EFFECT OF THE INVENTION Since the conductive film for collecting electricity obtained in the present invention has a lower volume resistance value than the conventional conductive thermoplastic film, excellent conductivity can be obtained even with the same thickness. Further, since it has excellent mechanical strength, even if it is thinner than the conventional conductive thermoplastic film, it is possible to prevent breakage or breakage during thermocompression bonding. Further, it has excellent adhesion to a metal electrode plate or a polarizable electrode, can reduce contact resistance, and can reduce internal resistance and improve performance of an applied electric double layer capacitor.

[Brief description of drawings]

FIG. 1 is a sectional view showing a basic configuration of a conventional electric double layer capacitor.

FIG. 2 is a cross-sectional view showing the basic structure of an electric double layer capacitor in which a metal electrode plate and a polarizable electrode are bonded with a conductive adhesive.

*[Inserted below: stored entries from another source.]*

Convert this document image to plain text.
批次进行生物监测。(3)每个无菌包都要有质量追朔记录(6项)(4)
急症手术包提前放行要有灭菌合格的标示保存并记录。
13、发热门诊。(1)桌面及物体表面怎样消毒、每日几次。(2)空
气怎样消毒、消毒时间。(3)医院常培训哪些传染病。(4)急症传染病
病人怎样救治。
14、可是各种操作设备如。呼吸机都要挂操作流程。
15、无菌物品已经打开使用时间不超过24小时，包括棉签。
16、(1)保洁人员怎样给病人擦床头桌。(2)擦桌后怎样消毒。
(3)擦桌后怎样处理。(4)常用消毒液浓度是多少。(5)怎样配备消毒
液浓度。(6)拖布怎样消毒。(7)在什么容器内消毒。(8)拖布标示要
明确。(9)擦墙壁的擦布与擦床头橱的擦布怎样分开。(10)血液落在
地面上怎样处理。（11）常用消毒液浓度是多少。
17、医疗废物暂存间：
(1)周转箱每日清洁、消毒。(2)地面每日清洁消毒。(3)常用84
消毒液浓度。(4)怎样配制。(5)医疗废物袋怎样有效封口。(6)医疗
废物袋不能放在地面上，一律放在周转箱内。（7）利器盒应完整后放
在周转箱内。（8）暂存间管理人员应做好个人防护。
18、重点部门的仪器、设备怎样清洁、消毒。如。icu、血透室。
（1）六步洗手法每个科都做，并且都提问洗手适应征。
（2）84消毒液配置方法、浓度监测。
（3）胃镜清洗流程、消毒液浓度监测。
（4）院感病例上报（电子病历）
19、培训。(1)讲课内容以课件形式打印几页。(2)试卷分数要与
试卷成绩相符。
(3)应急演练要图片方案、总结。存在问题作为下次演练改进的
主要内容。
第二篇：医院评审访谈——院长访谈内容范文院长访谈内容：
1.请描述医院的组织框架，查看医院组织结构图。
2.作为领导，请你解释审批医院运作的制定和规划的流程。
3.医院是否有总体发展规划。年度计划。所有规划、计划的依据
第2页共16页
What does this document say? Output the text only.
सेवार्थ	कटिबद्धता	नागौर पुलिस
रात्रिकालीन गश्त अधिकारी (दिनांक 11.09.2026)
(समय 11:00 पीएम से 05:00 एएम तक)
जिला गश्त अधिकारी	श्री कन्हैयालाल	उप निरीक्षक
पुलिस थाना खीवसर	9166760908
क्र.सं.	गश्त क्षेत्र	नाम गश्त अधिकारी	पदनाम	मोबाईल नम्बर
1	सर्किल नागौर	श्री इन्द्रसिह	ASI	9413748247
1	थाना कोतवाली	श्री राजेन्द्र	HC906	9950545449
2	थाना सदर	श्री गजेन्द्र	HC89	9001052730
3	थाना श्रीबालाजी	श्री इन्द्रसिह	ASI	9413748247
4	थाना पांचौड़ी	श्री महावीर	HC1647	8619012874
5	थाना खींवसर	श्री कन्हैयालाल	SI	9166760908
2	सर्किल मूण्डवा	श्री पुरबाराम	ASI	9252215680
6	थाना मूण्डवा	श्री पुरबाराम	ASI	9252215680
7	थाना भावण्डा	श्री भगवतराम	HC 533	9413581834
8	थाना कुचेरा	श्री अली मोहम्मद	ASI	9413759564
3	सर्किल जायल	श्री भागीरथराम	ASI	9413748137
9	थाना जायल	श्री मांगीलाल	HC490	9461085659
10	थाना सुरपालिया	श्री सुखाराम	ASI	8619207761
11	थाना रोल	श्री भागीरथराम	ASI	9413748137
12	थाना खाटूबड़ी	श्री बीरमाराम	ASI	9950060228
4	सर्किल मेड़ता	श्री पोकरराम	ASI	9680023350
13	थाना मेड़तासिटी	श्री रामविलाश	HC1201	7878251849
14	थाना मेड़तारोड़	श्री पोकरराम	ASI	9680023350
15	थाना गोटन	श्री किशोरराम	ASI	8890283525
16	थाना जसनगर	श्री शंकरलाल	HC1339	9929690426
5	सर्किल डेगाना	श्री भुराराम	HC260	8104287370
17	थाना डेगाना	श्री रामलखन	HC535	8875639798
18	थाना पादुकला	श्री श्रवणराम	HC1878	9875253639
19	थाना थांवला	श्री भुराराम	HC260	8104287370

FIG. 3 is a cross-sectional view showing a basic configuration of an electric double layer capacitor in which a metal electrode plate and a polarizable electrode are thermocompression bonded with a conductive film.

[Explanation of symbols]

1 ... Polarizable electrode 2 ... Porous separator 3 ... Sealing frame 4 ... Metal electrode plate 5: Conductive adhesive 6 ... Conductive film for current collection

Claims (5)

(57) [Claims] 1. A current collector film for an electric double layer capacitor using an aqueous electrolytic solution, comprising a metal film as a base layer and a conductive resin layer made of a resin and a conductive agent laminated on at least a side in contact with an electrode. In addition, the outermost layer has an ultraviolet curable hard coat layer having a thickness of 0.1 to 1 μm, and the specific resistance of the conductive resin layer is 1 Ω · cm or less. the film. 2. The resin of the conductive resin layer is MMA (methyl methacrylate) / BMA (butyl methacrylate).
5 to 30 parts by weight of a styrene-maleic acid copolymer based on 100 parts by weight of the copolymer resin, and the addition amount of tin oxide as a conductive agent is 10 to 100 parts by weight of the resin.
The conductive film for a current collector according to claim 1, wherein 0 part by weight is dispersed. 3. The thickness of the conductive resin layer is at least 1 on one side.
The conductive film for a current collector according to claim 1, which has a thickness of 10 μm. 4. The metal film in the conductive film is Al
The conductive film for a current collector according to claim 1, 2 or 3, which is either Cu or Cu and has a thickness of 10 to 30 µm. 5. The hard coat resin layer has a compounding ratio of epoxy acrylate and polyfunctional urethane acrylate of 30/7.
It is 0-70 / 30, The electrically conductive film for collectors of Claim 1, 2, 3 or 4.